Gdy po Eucharystii doczesne szczątki Marii Okońskiej były wyprowadzane z Kaplicy Cudownego Obrazu Matki Bożej, abp Depo zatrzymał kondukt, aby pokłonić się przed sługą Bożym kard. Stefanem Wyszyńskim i umieszczoną na murze Jasnej Góry tablicą z tekstem Jasnogórskich Ślubów Narodu Polskiego, na której odsłonięciu i poświęceniu była obecna Maria Okońska 26 sierpnia 2012 r., a towarzyszył jej o. Jerzy Tomziński, kolejny bohater historii polskiego Kościoła.
Powrót do stolicy
Trumna z ciałem Marii Okońskiej wyruszyła w ostatnią podróż do Warszawy-Choszczówki, gdzie była wystawiona w kaplicy Matki Bożej Jasnogórskiej przy domu Instytutu Prymasa Wyszyńskiego. Przez kilka dni przy trumnie sprawowano Mszę św. i odprawiano nabożeństwo majowe, ze śpiewem ulubionej pieśni Marii Okońskiej „Chwalcie łąki umajone”. Każdy dzień kończył się wspólną kolacją uczestników nabożeństwa, co dawało okazję do serdecznych wspomnień o tej wielkiej służebnicy Matki Bożej i wzorowej Polce. Uroczystości pogrzebowe Marii Okońskiej odbyły się 11 maja 2013 r. w archikatedrze św. Jana Chrzciciela na warszawskiej Starówce.
Nasze ostatnie spotkania
Reklama
Na dwa tygodnie przed odejściem do wieczności Marii Okońskiej ks. inf. Ireneusz Skubiś - redaktor naczelny „Niedzieli” został zaproszony do Domu Pamięci Stefana Kardynała Wyszyńskiego na spotkanie z założycielką Instytutu Prymasa Wyszyńskiego. Pisząca te słowa również miała wtedy łaskę spotkać się po raz ostatni z żywą historią Kościoła w Polsce i wyjątkowym świadkiem dziejów naszej Ojczyzny. Towarzyszyła nam Alina Czerniakowska - reżyser z Warszawy, twórca filmów ratujących prawdę historyczną. Był to dzień 23 kwietnia, czyli liturgiczna uroczystość św. Wojciecha BM. Ks. Skubiś odprawił w kaplicy Domu Pamięci Mszę św. i wygłosił kazanie świętowojciechowe. Uczestniczyła cała wspólnota domowa na czele z Marią Okońską. Była też żarliwa modlitwa o rychłą beatyfikację sługi Bożego Stefana Kardynała Wyszyńskiego. Wtedy Maria Okońska wypowiedziała słowa: „Módlmy się o odrodzenie naszego Narodu, aby wszyscy Polacy zaczęli znowu wierzyć w Boga i działać dla Jego chwały”. A później, przy stole, podczas wspólnego obiadu, wyznała wobec Redaktora Naczelnego „Niedzieli”: „Zawsze się serdecznie modlę za Was, abyście mieli siłę robić to, co robicie. «Niedziela» czyni bezmiar dobra dla Polski i przez Polskę dla świata”.

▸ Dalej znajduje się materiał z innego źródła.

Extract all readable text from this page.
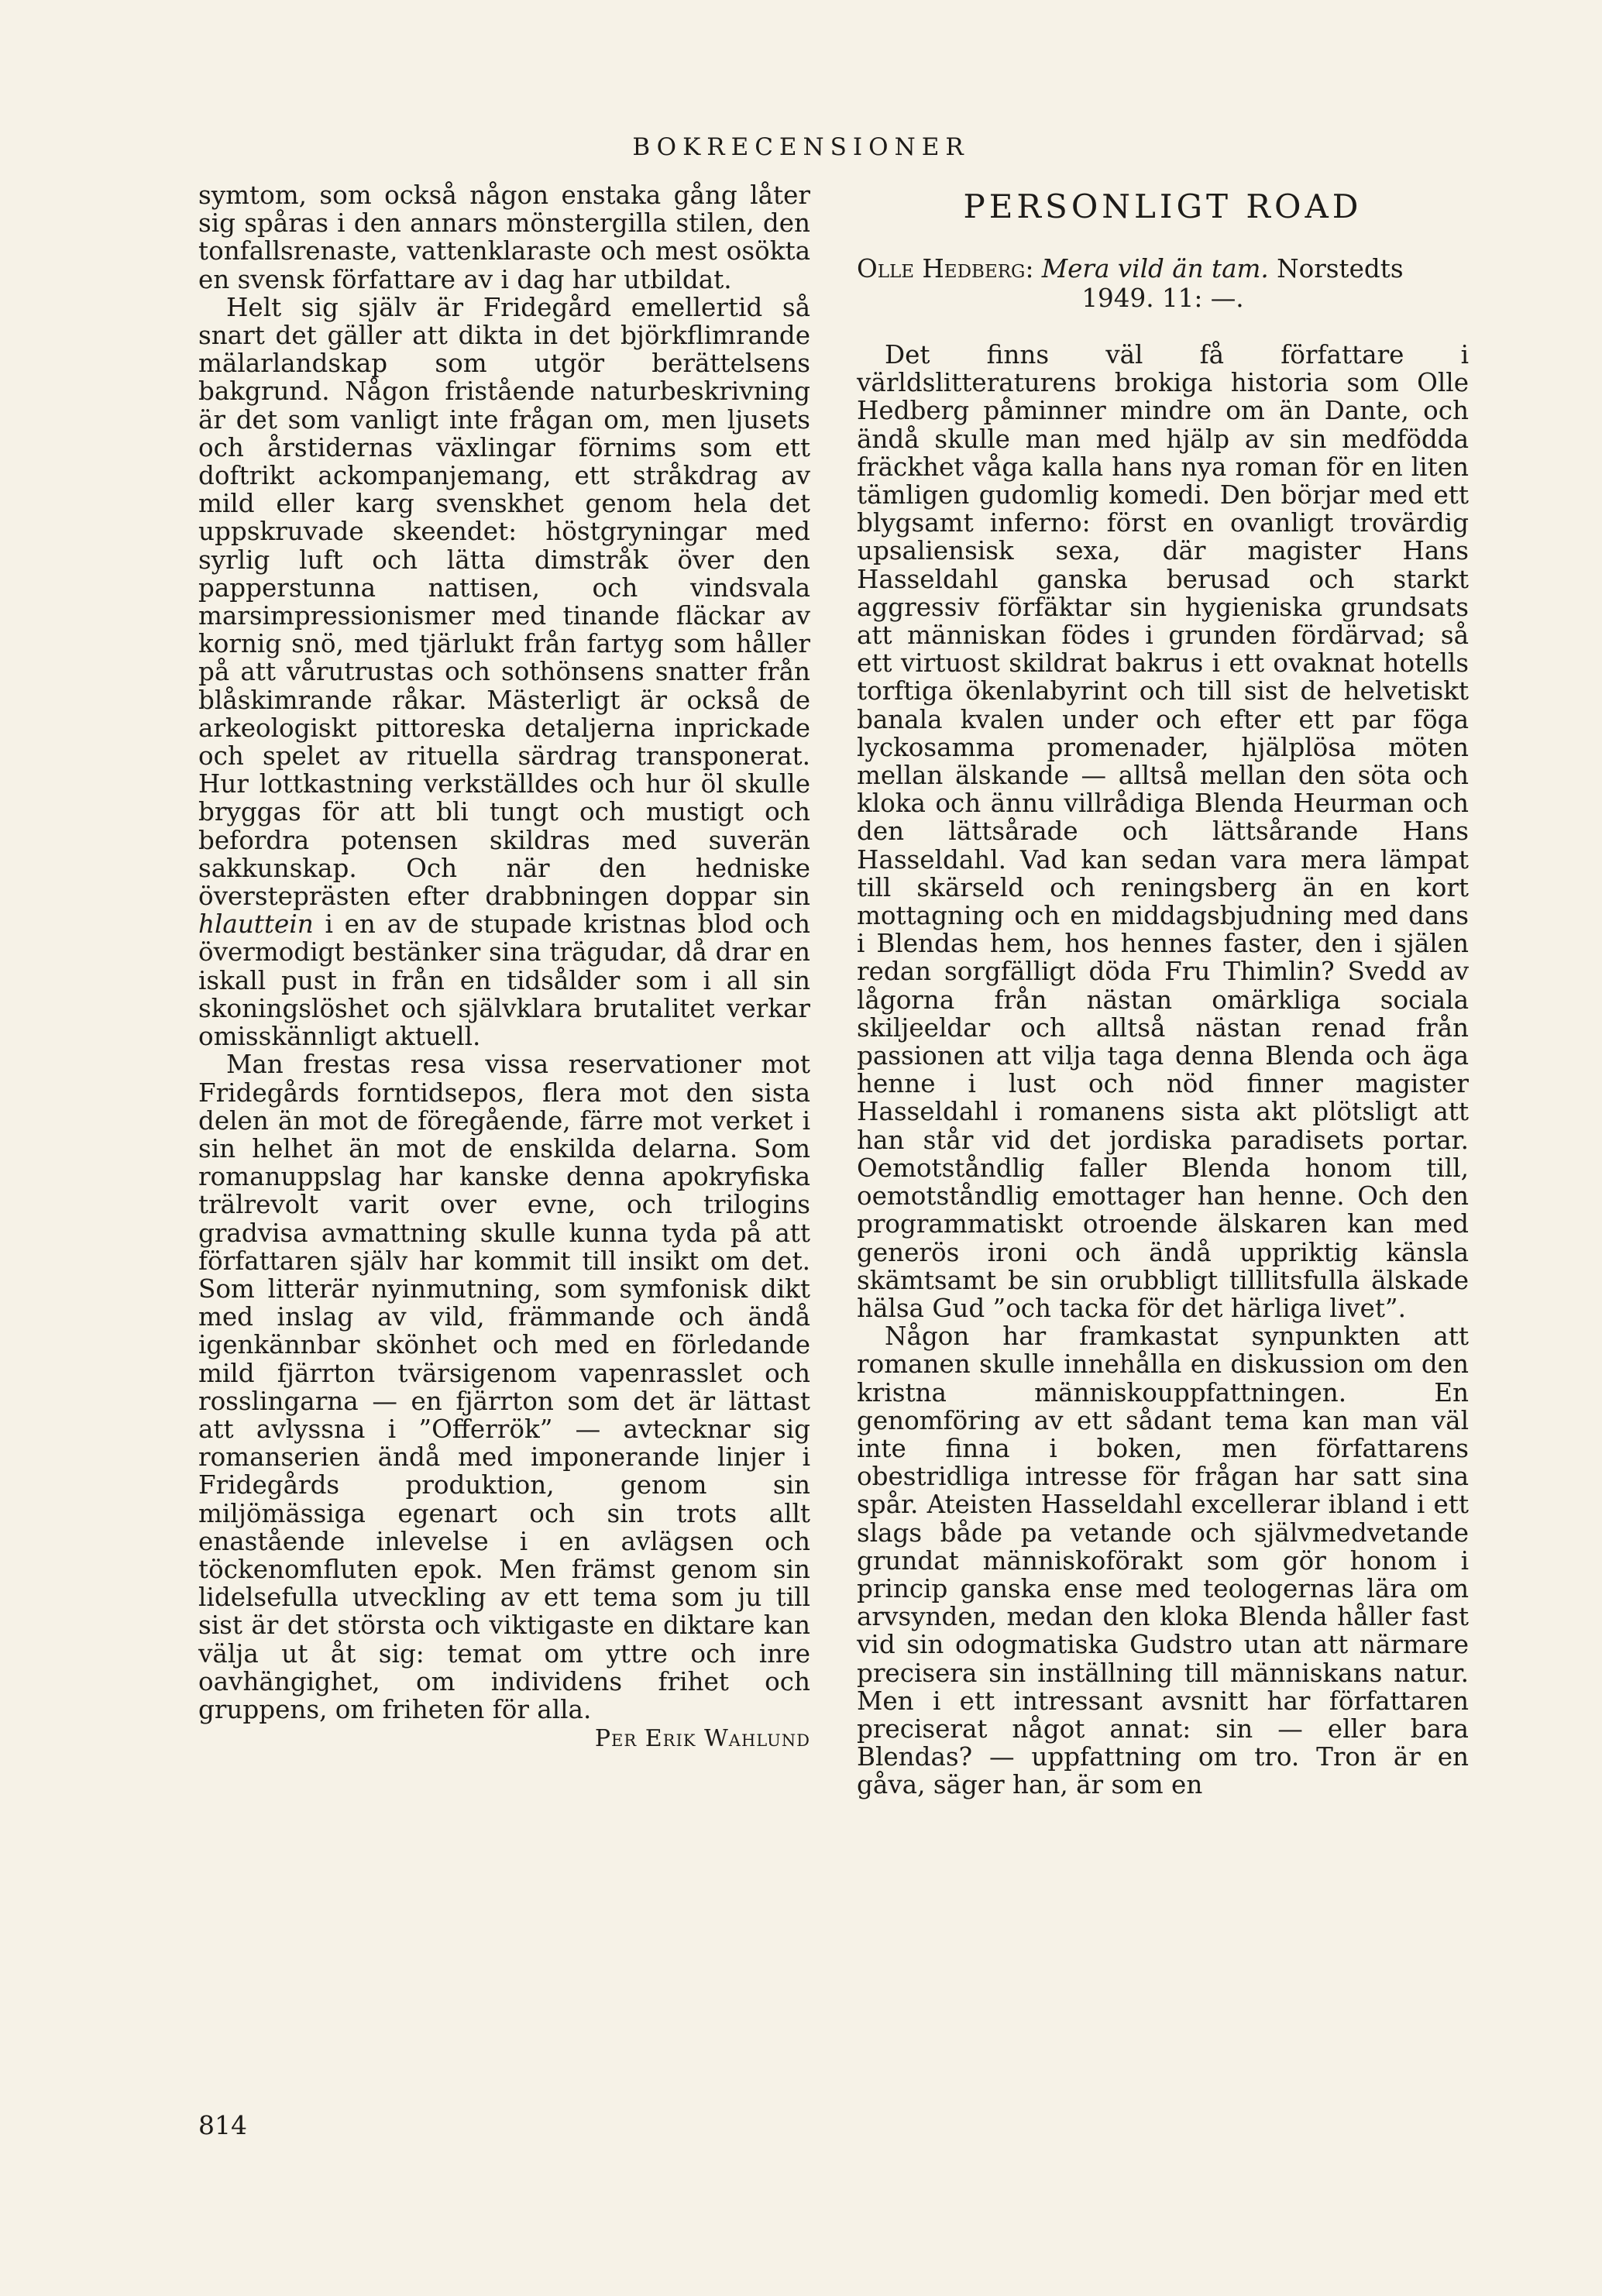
BOKRECENSIONER

symtom, som också någon enstaka gång låter sig spåras i den annars mönstergilla stilen, den tonfallsrenaste, vattenklaraste och mest osökta en svensk författare av i dag har utbildat.

Helt sig själv är Fridegård emellertid så snart det gäller att dikta in det björkflimrande mälarlandskap som utgör berättelsens bakgrund. Någon fristående naturbeskrivning är det som vanligt inte frågan om, men ljusets och årstidernas växlingar förnims som ett doftrikt ackompanjemang, ett stråkdrag av mild eller karg svenskhet genom hela det uppskruvade skeendet: höstgryningar med syrlig luft och lätta dimstråk över den papperstunna nattisen, och vindsvala marsimpressionismer med tinande fläckar av kornig snö, med tjärlukt från fartyg som håller på att vårutrustas och sothönsens snatter från blåskimrande råkar. Mästerligt är också de arkeologiskt pittoreska detaljerna inprickade och spelet av rituella särdrag transponerat. Hur lottkastning verkställdes och hur öl skulle bryggas för att bli tungt och mustigt och befordra potensen skildras med suverän sakkunskap. Och när den hedniske översteprästen efter drabbningen doppar sin hlauttein i en av de stupade kristnas blod och övermodigt bestänker sina trägudar, då drar en iskall pust in från en tidsålder som i all sin skoningslöshet och självklara brutalitet verkar omisskännligt aktuell.

Man frestas resa vissa reservationer mot Fridegårds forntidsepos, flera mot den sista delen än mot de föregående, färre mot verket i sin helhet än mot de enskilda delarna. Som romanuppslag har kanske denna apokryfiska trälrevolt varit over evne, och trilogins gradvisa avmattning skulle kunna tyda på att författaren själv har kommit till insikt om det. Som litterär nyinmutning, som symfonisk dikt med inslag av vild, främmande och ändå igenkännbar skönhet och med en förledande mild fjärrton tvärsigenom vapenrasslet och rosslingarna — en fjärrton som det är lättast att avlyssna i ”Offerrök” — avtecknar sig romanserien ändå med imponerande linjer i Fridegårds produktion, genom sin miljömässiga egenart och sin trots allt enastående inlevelse i en avlägsen och töckenomfluten epok. Men främst genom sin lidelsefulla utveckling av ett tema som ju till sist är det största och viktigaste en diktare kan välja ut åt sig: temat om yttre och inre oavhängighet, om individens frihet och gruppens, om friheten för alla.

Per Erik Wahlund
PERSONLIGT ROAD
Olle Hedberg: Mera vild än tam. Norstedts
1949. 11: —.

Det finns väl få författare i världslitteraturens brokiga historia som Olle Hedberg påminner mindre om än Dante, och ändå skulle man med hjälp av sin medfödda fräckhet våga kalla hans nya roman för en liten tämligen gudomlig komedi. Den börjar med ett blygsamt inferno: först en ovanligt trovärdig upsaliensisk sexa, där magister Hans Hasseldahl ganska berusad och starkt aggressiv förfäktar sin hygieniska grundsats att människan födes i grunden fördärvad; så ett virtuost skildrat bakrus i ett ovaknat hotells torftiga ökenlabyrint och till sist de helvetiskt banala kvalen under och efter ett par föga lyckosamma promenader, hjälplösa möten mellan älskande — alltså mellan den söta och kloka och ännu villrådiga Blenda Heurman och den lättsårade och lättsårande Hans Hasseldahl. Vad kan sedan vara mera lämpat till skärseld och reningsberg än en kort mottagning och en middagsbjudning med dans i Blendas hem, hos hennes faster, den i själen redan sorgfälligt döda Fru Thimlin? Svedd av lågorna från nästan omärkliga sociala skiljeeldar och alltså nästan renad från passionen att vilja taga denna Blenda och äga henne i lust och nöd finner magister Hasseldahl i romanens sista akt plötsligt att han står vid det jordiska paradisets portar. Oemotståndlig faller Blenda honom till, oemotståndlig emottager han henne. Och den programmatiskt otroende älskaren kan med generös ironi och ändå uppriktig känsla skämtsamt be sin orubbligt tilllitsfulla älskade hälsa Gud ”och tacka för det härliga livet”.

Någon har framkastat synpunkten att romanen skulle innehålla en diskussion om den kristna människouppfattningen. En genomföring av ett sådant tema kan man väl inte finna i boken, men författarens obestridliga intresse för frågan har satt sina spår. Ateisten Hasseldahl excellerar ibland i ett slags både pa vetande och självmedvetande grundat människoförakt som gör honom i princip ganska ense med teologernas lära om arvsynden, medan den kloka Blenda håller fast vid sin odogmatiska Gudstro utan att närmare precisera sin inställning till människans natur. Men i ett intressant avsnitt har författaren preciserat något annat: sin — eller bara Blendas? — uppfattning om tro. Tron är en gåva, säger han, är som en

814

W ostatnich dniach życia Marii Okońskiej kilka razy spotykałam się w Częstochowie z prof. Krystyną Czubą, członkinią Instytutu. Za każdym razem pytałam o Marię Okońską i prosiłam, aby ją ode mnie ucałowała. Okazuje się, że 3 maja słuchała ona, jak abp Józef Michalik ze Szczytu Jasnej Góry opowiadał nam Polskę i wraz z nim martwiła się o przyszłość Ojczyzny. 5 maja mówiła do Krystyny Czuby: „Pamiętaj, nie byłoby Polski bez Piłsudskiego. On uratował Polskę”. Prosiła, by jej przypomnieć słowa, które powiedział Jarosław Kaczyński na Krakowskim Przedmieściu 10 kwietnia 2013 r., a cytował on wtedy ks. Piotra Skargę, wskazując, że „Chrystus jest Korzeniem Rzeczypospolitej”. Przestrzegała też: „Nie wolno zmieniać poglądów. Niezależnie od przykrości i korzyści trzeba trwać przy swoim”.
Niektórzy z nas usłyszeli osobiście od Marii Okońskiej słowa: „Bądź święty!”. „Bądź święta!”. „Bądź świętym biskupem!”. „Bądź świętym kapłanem!”. „Bądź świętym zakonnikiem!”. „Bądźcie święci!”. To pozostawiony nam testament Marii Okońskiej.